Seems to me that such a switch really isn't useful here. Also, if you're
running an LDAP service where the network fabric can actually sustain more
traffic than your LDAP servers, you've done something very strange.
Considering that a dual-socket quad-core server running OpenLDAP can saturate
a gigabit ethernet, I don't see how you can load-balance beyond that. The
content switch will become the bottleneck.
It's not so much about saturating the wire (although our current switches
do 2Gbps each, and I'm sure the next ones will be on the order of 6-8Gbps
each, and we use more than one). It's about service availability -- taking
down a slave and having everything else converge onto the remaining slaves
in well under a second. A load balancer handles this much faster than the
vast majority of clients configured with multiple servers, and there's no
client delays as they vainly attempt down servers. You also don't have to
worry about any software that only allows you to configure a single
server.
If you're bringing up a brand new replica, just use a separate (virtual, if
necessary) network interface while it's bootstrapping, and don't enable the
main interface until it's caught up.
This is essentially what we do. We start with slapadd -q from recent LDIF.
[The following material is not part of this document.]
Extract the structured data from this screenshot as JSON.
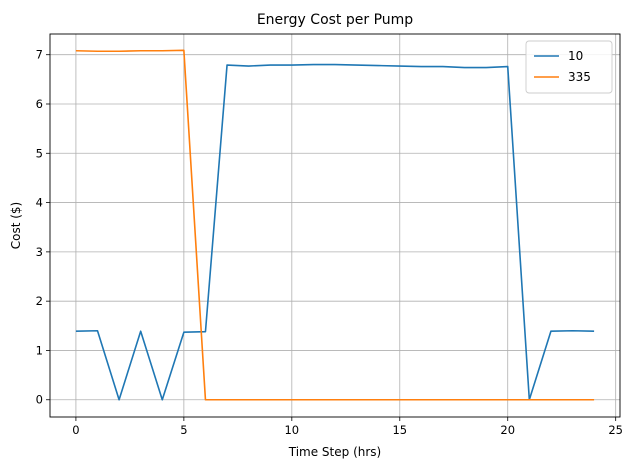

Then, to catch "late breaking changes," we slapd -h ldapi:///. During both
of these procedures, there's nothing listening on the network, so the load
balancer marks the node as failed. Once contextCSNs appear in sync
(discussed at length in the archives), restart slapd with listeners.
Strictly speaking, you could consider one of the contextCSN checks as a
custom load balancer check. This might be a bit dangerous, though, since
syncrepl only guarantees eventual convergence. It's theoretically possible
that all your slaves would fail out during a particularly large refresh.
You'll have to decide for yourself if it's more dangerous to be serving
stale data or to be serving no data. We don't do this, because we'd rather
be serving stale.